Le utenze che hanno installato un impianto fotovoltaico sono fondamentali nel meccanismo dell'autoconsumo collettivo. Mettere sul tetto un impianto fotovoltaico, è un ottimo modo di avanzare nella transizione energetica, ma non tutti ne hanno l'opportunità. Inoltre, chi ha un impianto fotovoltaico, lo ha dimensionato in base al proprio fabbisogno, per sfruttare al massimo il proprio autoconsumo. Ciò nonostante, nelle ore soleggiate, è facile che si crei un eccesso di produzione immesso in rete che possa essere sfruttato dalle altre utenze. Come abbiamo visto, si tratta di preziosa energia rinnovabile che va assolutamente scambiata, anziché essere dispersa nella rete. In questo modo l'autoconsumo collettivo contribuisce alla transizione energetica: recuperando e valorizzando energia rinnovabile e rendendo le reti locali sempre più autonome e meno bisognose di prelevare energia dall'esterno. Si noti che quest'ultima è anche una finalità politica, di sovranità energetica.

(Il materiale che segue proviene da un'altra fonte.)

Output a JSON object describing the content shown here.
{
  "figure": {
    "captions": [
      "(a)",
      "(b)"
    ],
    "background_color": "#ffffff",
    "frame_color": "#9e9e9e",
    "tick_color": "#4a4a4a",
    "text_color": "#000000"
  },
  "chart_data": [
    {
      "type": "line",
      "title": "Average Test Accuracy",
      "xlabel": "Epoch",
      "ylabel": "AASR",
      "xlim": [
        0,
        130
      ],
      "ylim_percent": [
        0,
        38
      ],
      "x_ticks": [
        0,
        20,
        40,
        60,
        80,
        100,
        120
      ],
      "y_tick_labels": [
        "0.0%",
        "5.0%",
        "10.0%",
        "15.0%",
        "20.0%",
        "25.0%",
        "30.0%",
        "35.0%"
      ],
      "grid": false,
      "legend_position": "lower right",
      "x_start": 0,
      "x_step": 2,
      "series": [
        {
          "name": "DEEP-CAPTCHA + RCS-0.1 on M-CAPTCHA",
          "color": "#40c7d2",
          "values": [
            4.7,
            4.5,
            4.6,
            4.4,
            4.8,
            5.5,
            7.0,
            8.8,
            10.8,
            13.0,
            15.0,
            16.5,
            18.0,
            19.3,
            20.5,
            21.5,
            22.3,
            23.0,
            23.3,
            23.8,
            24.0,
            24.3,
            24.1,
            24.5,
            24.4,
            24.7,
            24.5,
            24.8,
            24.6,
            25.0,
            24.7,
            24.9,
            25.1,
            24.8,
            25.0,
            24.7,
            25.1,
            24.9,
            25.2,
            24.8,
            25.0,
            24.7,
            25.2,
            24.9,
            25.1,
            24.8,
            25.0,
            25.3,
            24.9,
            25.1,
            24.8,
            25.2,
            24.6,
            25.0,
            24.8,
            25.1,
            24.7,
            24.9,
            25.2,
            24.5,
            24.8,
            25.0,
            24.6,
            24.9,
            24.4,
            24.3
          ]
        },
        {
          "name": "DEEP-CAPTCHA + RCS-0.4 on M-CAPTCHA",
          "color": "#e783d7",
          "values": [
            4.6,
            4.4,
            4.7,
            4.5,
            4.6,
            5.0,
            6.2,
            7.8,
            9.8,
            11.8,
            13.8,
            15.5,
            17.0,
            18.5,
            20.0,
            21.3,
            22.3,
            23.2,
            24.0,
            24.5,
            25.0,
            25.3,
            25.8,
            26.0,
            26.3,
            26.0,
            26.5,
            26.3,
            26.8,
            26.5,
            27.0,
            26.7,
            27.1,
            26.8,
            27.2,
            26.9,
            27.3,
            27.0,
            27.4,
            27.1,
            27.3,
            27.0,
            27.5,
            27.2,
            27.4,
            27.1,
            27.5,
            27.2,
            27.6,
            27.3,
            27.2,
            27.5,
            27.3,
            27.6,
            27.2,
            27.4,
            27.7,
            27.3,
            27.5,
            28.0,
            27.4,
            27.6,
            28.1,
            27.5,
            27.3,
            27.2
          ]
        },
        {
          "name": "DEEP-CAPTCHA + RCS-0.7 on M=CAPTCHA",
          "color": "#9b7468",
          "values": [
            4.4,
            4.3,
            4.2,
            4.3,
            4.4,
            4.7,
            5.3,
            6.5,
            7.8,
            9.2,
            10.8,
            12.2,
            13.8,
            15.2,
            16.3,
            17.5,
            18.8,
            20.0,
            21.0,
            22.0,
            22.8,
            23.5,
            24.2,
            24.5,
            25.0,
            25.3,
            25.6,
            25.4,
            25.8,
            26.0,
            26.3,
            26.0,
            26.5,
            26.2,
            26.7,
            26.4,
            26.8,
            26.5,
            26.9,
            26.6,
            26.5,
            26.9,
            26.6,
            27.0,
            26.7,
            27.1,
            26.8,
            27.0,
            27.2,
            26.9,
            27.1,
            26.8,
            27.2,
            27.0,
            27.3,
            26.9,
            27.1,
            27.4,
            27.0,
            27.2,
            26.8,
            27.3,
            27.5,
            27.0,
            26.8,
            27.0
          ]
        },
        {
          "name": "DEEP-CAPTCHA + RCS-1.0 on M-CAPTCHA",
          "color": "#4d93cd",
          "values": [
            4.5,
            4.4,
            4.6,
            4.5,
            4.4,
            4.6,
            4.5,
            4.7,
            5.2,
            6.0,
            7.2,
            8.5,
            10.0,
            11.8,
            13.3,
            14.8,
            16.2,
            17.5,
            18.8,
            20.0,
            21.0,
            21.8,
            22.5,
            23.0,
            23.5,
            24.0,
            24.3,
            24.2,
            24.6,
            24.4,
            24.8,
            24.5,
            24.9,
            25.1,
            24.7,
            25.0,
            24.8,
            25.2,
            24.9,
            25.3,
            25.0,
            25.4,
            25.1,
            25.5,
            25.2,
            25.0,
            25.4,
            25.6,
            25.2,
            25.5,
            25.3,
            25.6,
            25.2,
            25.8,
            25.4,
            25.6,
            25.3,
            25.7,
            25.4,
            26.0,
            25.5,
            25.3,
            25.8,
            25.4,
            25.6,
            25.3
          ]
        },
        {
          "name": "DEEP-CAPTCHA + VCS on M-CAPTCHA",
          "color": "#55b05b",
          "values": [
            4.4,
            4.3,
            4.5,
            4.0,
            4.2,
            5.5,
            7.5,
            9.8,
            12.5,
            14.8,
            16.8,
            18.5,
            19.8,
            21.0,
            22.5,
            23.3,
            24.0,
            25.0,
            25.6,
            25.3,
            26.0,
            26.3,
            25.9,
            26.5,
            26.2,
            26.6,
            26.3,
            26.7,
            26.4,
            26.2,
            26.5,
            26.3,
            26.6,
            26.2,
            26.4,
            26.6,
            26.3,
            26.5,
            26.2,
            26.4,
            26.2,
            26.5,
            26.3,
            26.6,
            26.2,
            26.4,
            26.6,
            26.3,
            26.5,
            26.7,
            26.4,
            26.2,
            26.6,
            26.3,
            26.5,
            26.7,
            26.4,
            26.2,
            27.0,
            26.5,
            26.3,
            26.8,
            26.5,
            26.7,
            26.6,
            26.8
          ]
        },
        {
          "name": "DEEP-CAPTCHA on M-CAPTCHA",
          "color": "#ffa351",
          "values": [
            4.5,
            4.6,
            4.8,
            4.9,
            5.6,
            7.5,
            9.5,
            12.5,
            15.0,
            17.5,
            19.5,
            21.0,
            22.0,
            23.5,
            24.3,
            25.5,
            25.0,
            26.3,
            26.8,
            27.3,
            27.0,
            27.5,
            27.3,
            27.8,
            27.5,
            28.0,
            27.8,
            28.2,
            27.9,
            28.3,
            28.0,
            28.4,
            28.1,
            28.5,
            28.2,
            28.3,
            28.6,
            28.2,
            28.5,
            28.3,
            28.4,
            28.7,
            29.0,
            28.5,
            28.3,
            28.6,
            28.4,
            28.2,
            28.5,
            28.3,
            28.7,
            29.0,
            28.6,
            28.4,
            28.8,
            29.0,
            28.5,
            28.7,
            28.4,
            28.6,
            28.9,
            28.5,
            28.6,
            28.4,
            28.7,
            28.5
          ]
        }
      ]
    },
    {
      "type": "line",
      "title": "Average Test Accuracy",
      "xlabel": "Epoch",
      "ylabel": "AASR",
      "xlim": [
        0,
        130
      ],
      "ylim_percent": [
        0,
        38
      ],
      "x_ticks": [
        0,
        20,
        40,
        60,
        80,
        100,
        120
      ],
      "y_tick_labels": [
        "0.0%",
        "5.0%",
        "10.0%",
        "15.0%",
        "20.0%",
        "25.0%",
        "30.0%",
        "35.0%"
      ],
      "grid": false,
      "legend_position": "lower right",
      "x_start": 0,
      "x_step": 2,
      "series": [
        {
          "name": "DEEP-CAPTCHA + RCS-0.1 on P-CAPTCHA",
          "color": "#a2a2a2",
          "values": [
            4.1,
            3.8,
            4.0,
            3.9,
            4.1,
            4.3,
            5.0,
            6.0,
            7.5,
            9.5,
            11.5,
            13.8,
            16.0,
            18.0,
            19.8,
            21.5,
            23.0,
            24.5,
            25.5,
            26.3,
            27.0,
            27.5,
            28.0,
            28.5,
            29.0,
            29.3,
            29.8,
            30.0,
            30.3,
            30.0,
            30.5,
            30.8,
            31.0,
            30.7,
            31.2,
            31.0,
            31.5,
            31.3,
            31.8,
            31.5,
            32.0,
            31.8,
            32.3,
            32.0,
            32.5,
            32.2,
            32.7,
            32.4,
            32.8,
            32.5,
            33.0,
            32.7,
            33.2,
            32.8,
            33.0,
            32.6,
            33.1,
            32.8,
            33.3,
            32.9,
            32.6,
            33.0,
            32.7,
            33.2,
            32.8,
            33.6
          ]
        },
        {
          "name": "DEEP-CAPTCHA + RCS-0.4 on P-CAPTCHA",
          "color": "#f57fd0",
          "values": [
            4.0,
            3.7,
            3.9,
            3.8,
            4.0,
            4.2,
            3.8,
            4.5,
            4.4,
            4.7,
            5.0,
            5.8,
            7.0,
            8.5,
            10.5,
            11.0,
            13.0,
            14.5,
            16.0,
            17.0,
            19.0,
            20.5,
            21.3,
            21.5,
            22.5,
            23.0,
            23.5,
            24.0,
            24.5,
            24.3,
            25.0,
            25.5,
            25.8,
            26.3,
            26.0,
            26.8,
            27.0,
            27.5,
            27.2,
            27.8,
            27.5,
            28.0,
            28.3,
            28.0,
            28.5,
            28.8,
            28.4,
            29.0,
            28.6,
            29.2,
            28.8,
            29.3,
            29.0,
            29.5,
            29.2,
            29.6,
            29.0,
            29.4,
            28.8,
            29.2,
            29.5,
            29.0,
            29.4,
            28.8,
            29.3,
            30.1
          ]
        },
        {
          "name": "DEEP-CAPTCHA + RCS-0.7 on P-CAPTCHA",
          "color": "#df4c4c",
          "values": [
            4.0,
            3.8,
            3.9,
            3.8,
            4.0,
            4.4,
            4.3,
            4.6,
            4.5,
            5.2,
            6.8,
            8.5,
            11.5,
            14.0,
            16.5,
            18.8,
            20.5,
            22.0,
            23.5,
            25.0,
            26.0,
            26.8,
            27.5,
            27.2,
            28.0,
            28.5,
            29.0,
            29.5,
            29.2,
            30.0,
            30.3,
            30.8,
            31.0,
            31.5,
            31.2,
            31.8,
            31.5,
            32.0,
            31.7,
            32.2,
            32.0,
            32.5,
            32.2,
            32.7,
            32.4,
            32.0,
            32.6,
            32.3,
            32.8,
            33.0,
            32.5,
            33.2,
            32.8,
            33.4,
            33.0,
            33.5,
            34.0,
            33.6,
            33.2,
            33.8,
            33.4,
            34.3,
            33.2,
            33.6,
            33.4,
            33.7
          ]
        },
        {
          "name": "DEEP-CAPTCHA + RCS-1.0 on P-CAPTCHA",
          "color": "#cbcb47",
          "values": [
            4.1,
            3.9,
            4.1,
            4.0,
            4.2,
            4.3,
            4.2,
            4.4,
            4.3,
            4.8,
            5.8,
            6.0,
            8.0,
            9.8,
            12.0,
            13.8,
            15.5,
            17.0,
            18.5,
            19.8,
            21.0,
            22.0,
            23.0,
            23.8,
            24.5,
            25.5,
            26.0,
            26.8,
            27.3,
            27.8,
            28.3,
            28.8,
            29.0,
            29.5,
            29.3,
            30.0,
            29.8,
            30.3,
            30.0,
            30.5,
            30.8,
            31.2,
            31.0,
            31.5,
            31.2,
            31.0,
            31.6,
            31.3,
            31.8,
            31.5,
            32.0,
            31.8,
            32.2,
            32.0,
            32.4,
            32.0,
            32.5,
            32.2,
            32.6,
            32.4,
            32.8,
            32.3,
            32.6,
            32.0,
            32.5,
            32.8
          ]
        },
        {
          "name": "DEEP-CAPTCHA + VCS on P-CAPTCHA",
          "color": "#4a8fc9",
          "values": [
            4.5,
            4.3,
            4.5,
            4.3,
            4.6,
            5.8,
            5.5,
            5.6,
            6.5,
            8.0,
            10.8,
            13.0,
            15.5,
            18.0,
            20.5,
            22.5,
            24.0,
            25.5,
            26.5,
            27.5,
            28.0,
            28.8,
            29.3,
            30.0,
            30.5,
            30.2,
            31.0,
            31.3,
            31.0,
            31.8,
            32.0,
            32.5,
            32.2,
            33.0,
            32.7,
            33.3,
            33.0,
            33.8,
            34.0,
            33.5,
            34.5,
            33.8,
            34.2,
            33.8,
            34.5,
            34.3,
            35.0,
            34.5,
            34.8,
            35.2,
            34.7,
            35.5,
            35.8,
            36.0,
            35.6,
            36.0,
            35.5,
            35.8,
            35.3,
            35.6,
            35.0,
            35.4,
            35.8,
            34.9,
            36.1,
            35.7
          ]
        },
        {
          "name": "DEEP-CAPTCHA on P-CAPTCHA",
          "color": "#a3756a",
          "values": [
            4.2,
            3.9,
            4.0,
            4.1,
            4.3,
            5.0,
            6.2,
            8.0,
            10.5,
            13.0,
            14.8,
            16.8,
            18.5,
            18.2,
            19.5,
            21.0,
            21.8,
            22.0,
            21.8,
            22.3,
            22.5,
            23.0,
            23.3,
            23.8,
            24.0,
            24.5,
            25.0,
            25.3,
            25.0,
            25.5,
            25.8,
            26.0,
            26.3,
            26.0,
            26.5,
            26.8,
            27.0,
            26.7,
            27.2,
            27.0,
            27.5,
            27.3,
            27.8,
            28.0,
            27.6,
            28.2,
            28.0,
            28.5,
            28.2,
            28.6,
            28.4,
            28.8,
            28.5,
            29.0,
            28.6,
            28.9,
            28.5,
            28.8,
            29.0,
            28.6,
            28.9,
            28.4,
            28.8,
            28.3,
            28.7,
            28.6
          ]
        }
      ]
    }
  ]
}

Gli strumenti per valorizzare l'autoconsumo collettivo, sono la costituzione di una CER oppure una CS (Comunità Solare) come dicevamo nell'articolo già citato. In entrambi i casi l'elemento chiave che ci consente di adeguare il nostro consumo alla disponibilità di energia e massimizzare l'autoconsumo collettivo, è la disponibilità in ogni momento dei dati di produzione e consumo della rete. Nel caso delle CS ciò è possibile grazie al sistema di monitoraggio messo a disposizione dal centro per le Comunità Solari. Nel caso delle CER la responsabilità di diffondere i dati è della CER stessa che sceglie autonomamente come farlo, in base alla propria forma organizzativa. Il tema dei dati è molto ampio e ha conseguenze importanti, quindi verrà trattato in un prossimo articolo.